Closed zwright2482 closed 7 months ago

zwright2482 commented 7 months ago

First off, thank you for creating such a useful package. Fixest has been tremendous!

I am not obtaining consistent results when running a fixed effects logistic regression in feglm and xtlogit in Stata. Is there something I am missing as to why these outputs would be different?

Below is the code and output for each using the uploaded datafile:

1) FEGLM (R) import data into R and name test.data feglm(y~x1 + x2 + x3+x4| ID , data=test.data, panel.id = ~ID+time, fixef.rm ="both", cluster= ~ID + time, family = "logit")

image

2) XTLOGIT (Stata) import data into Stata xtset id time xtlogit y x1 x2 x3 x4 id, fe

image

test.data.csv

grantmcdermott commented 7 months ago

Given the large number of FE groups relative to obs in your simulated data, my guess is that it's likely a convergence issue. (Compared to R, Stata is a good deal more susceptible to convergence failures in small n logit cases in my experience.) What happens if you run a straight logit in Stata with a id as an indicator (factor) variable?

logit y x1 x2 x3 x4 i.id
zwright2482 commented 7 months ago

Good thought, and thank you for your response. See image below for the output of running a straight logit in Stata using the code you suggested:

image

These results are identical to what I got from my feglm code above. These results are also equivalent to that I get when running the following in R as a straight logit: glm(y~x1+ x2+ x3 + x4 +as.factor(ID), family = "binomial", data = test.data)
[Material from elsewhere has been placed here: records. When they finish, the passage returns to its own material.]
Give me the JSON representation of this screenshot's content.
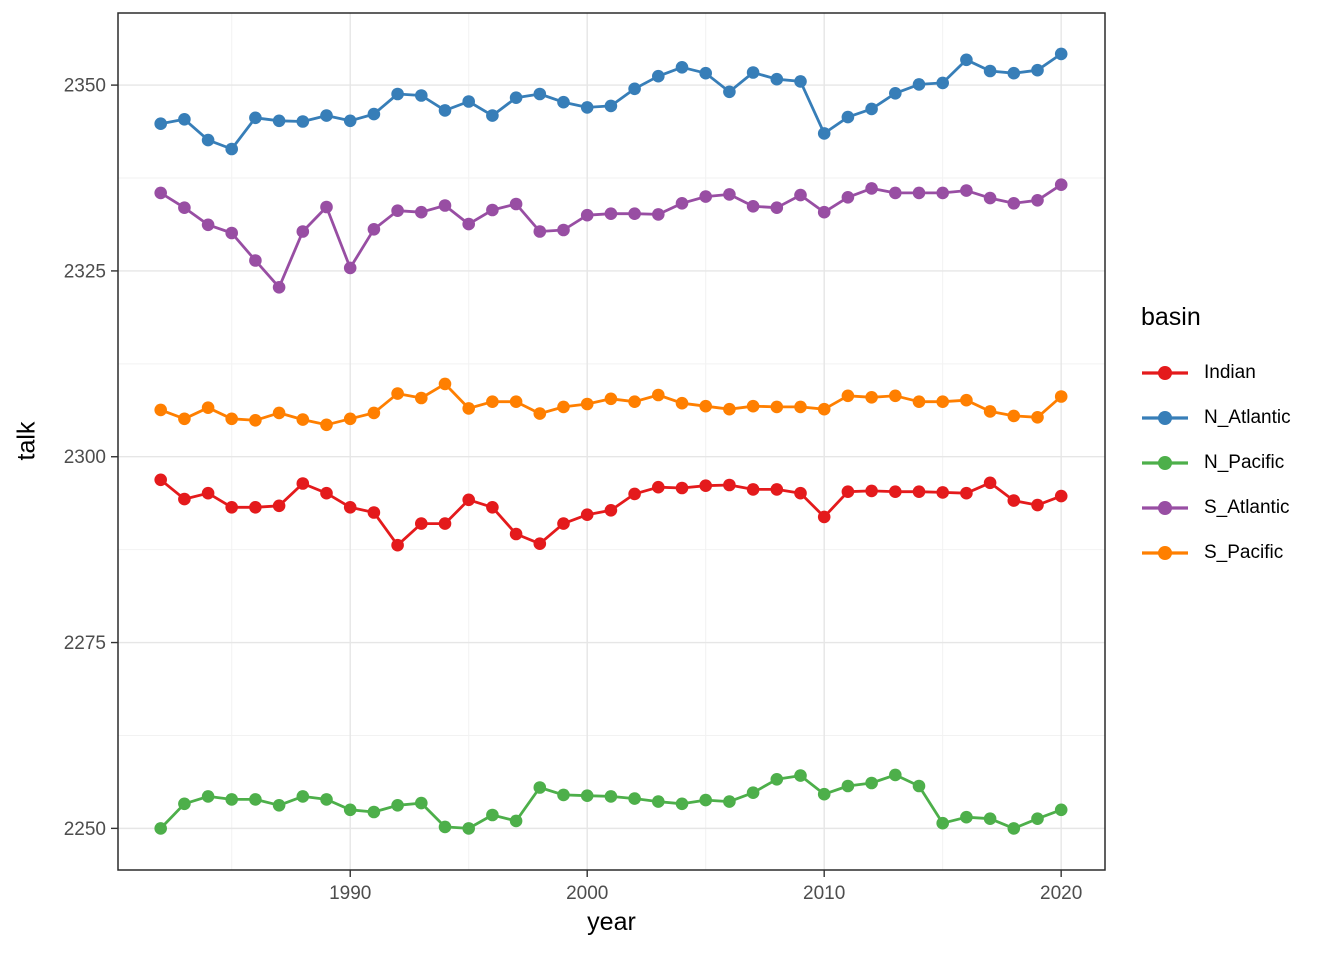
{
  "figure": {
    "x_axis_title": "year",
    "y_axis_title": "talk"
  },
  "colors": {
    "background": "#FFFFFF",
    "panel_border": "#2B2B2B",
    "grid_major": "#E6E6E6",
    "grid_minor": "#F2F2F2",
    "axis_text": "#4D4D4D",
    "axis_title": "#000000",
    "tick_mark": "#333333"
  },
  "chart_data": {
    "type": "line",
    "title": "",
    "xlabel": "year",
    "ylabel": "talk",
    "legend_title": "basin",
    "legend_position": "right",
    "grid": true,
    "x_domain": [
      1980.2,
      2021.85
    ],
    "y_domain": [
      2244.4,
      2359.7
    ],
    "x_ticks": {
      "major": [
        1990,
        2000,
        2010,
        2020
      ],
      "minor": [
        1985,
        1995,
        2005,
        2015
      ]
    },
    "y_ticks": {
      "major": [
        2250,
        2275,
        2300,
        2325,
        2350
      ],
      "minor": [
        2262.5,
        2287.5,
        2312.5,
        2337.5
      ]
    },
    "x": [
      1982,
      1983,
      1984,
      1985,
      1986,
      1987,
      1988,
      1989,
      1990,
      1991,
      1992,
      1993,
      1994,
      1995,
      1996,
      1997,
      1998,
      1999,
      2000,
      2001,
      2002,
      2003,
      2004,
      2005,
      2006,
      2007,
      2008,
      2009,
      2010,
      2011,
      2012,
      2013,
      2014,
      2015,
      2016,
      2017,
      2018,
      2019,
      2020
    ],
    "series": [
      {
        "name": "Indian",
        "color": "#E41A1C",
        "values": [
          2296.9,
          2294.3,
          2295.1,
          2293.2,
          2293.2,
          2293.4,
          2296.4,
          2295.1,
          2293.2,
          2292.5,
          2288.1,
          2291.0,
          2291.0,
          2294.2,
          2293.2,
          2289.6,
          2288.3,
          2291.0,
          2292.2,
          2292.8,
          2295.0,
          2295.9,
          2295.8,
          2296.1,
          2296.2,
          2295.6,
          2295.6,
          2295.1,
          2291.9,
          2295.3,
          2295.4,
          2295.3,
          2295.3,
          2295.2,
          2295.1,
          2296.5,
          2294.1,
          2293.5,
          2294.7
        ]
      },
      {
        "name": "N_Atlantic",
        "color": "#377EB8",
        "values": [
          2344.8,
          2345.4,
          2342.6,
          2341.4,
          2345.6,
          2345.2,
          2345.1,
          2345.9,
          2345.2,
          2346.1,
          2348.8,
          2348.6,
          2346.6,
          2347.8,
          2345.9,
          2348.3,
          2348.8,
          2347.7,
          2347.0,
          2347.2,
          2349.5,
          2351.2,
          2352.4,
          2351.6,
          2349.1,
          2351.7,
          2350.8,
          2350.5,
          2343.5,
          2345.7,
          2346.8,
          2348.9,
          2350.1,
          2350.3,
          2353.4,
          2351.9,
          2351.6,
          2352.0,
          2354.2
        ]
      },
      {
        "name": "N_Pacific",
        "color": "#4DAF4A",
        "values": [
          2250.0,
          2253.3,
          2254.3,
          2253.9,
          2253.9,
          2253.1,
          2254.3,
          2253.9,
          2252.5,
          2252.2,
          2253.1,
          2253.4,
          2250.2,
          2250.0,
          2251.8,
          2251.0,
          2255.5,
          2254.5,
          2254.4,
          2254.3,
          2254.0,
          2253.6,
          2253.3,
          2253.8,
          2253.6,
          2254.8,
          2256.6,
          2257.1,
          2254.6,
          2255.7,
          2256.1,
          2257.2,
          2255.7,
          2250.7,
          2251.5,
          2251.3,
          2250.0,
          2251.3,
          2252.5
        ]
      },
      {
        "name": "S_Atlantic",
        "color": "#984EA3",
        "values": [
          2335.5,
          2333.5,
          2331.2,
          2330.1,
          2326.4,
          2322.8,
          2330.3,
          2333.6,
          2325.4,
          2330.6,
          2333.1,
          2332.9,
          2333.8,
          2331.3,
          2333.2,
          2334.0,
          2330.3,
          2330.5,
          2332.5,
          2332.7,
          2332.7,
          2332.6,
          2334.1,
          2335.0,
          2335.3,
          2333.7,
          2333.5,
          2335.2,
          2332.9,
          2334.9,
          2336.1,
          2335.5,
          2335.5,
          2335.5,
          2335.8,
          2334.8,
          2334.1,
          2334.5,
          2336.6
        ]
      },
      {
        "name": "S_Pacific",
        "color": "#FF7F00",
        "values": [
          2306.3,
          2305.1,
          2306.6,
          2305.1,
          2304.9,
          2305.9,
          2305.0,
          2304.3,
          2305.1,
          2305.9,
          2308.5,
          2307.9,
          2309.8,
          2306.5,
          2307.4,
          2307.4,
          2305.8,
          2306.7,
          2307.1,
          2307.8,
          2307.4,
          2308.3,
          2307.2,
          2306.8,
          2306.4,
          2306.8,
          2306.7,
          2306.7,
          2306.4,
          2308.2,
          2308.0,
          2308.2,
          2307.4,
          2307.4,
          2307.6,
          2306.1,
          2305.5,
          2305.3,
          2308.1
        ]
      }
    ]
  }
}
I did some more digging, and I was able to reproduce the xtlogit results using clogit (from the survival package) in R with this code;

clogit(y~x1+ x2+ x3+x4 +strata(ID), data = test.data)

This makes me think that xtlogit is running a conditional logistic regression while feglm is equivalent to a straight logit. Is that how you see it as well?
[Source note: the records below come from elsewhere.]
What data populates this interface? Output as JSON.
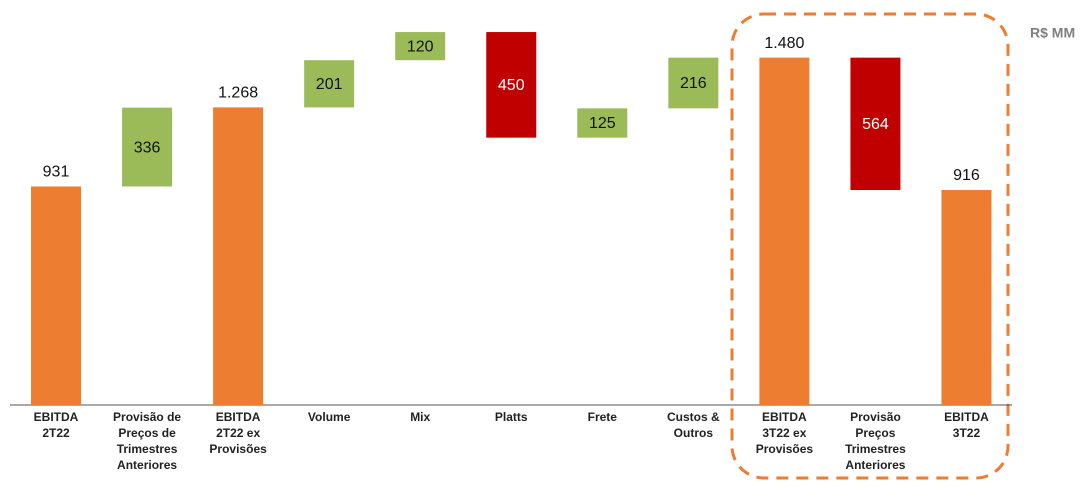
{
  "chart_data": {
    "type": "waterfall",
    "unit_label": "R$ MM",
    "categories": [
      [
        "EBITDA",
        "2T22"
      ],
      [
        "Provisão de",
        "Preços de",
        "Trimestres",
        "Anteriores"
      ],
      [
        "EBITDA",
        "2T22 ex",
        "Provisões"
      ],
      [
        "Volume"
      ],
      [
        "Mix"
      ],
      [
        "Platts"
      ],
      [
        "Frete"
      ],
      [
        "Custos &",
        "Outros"
      ],
      [
        "EBITDA",
        "3T22 ex",
        "Provisões"
      ],
      [
        "Provisão",
        "Preços",
        "Trimestres",
        "Anteriores"
      ],
      [
        "EBITDA",
        "3T22"
      ]
    ],
    "measures": [
      "total",
      "increase",
      "total",
      "increase",
      "increase",
      "decrease",
      "increase",
      "increase",
      "total",
      "decrease",
      "total"
    ],
    "values": [
      931,
      336,
      1268,
      201,
      120,
      450,
      125,
      216,
      1480,
      564,
      916
    ],
    "value_labels": [
      "931",
      "336",
      "1.268",
      "201",
      "120",
      "450",
      "125",
      "216",
      "1.480",
      "564",
      "916"
    ],
    "colors": {
      "total": "#ed7d31",
      "increase": "#9bbb59",
      "decrease": "#c00000"
    },
    "ylim": [
      0,
      1700
    ]
  }
}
The data are in a panel structure, so I would assume that a straight logit wouldn't sufficiently capture with within effects over time, hence why I included panel.id = ~ID+time in the feglm code.

Any thoughts/suggestions on this?

lrberge commented 7 months ago

Hi: you've right, the models are simply different: fixest does not implement the conditional logit. The argument panel.id is only used for introducing leads/lags of variables or requesting HAC VCOV. If you want to use the conditional logit, you will need to use alternative packages like the one you've found (survival).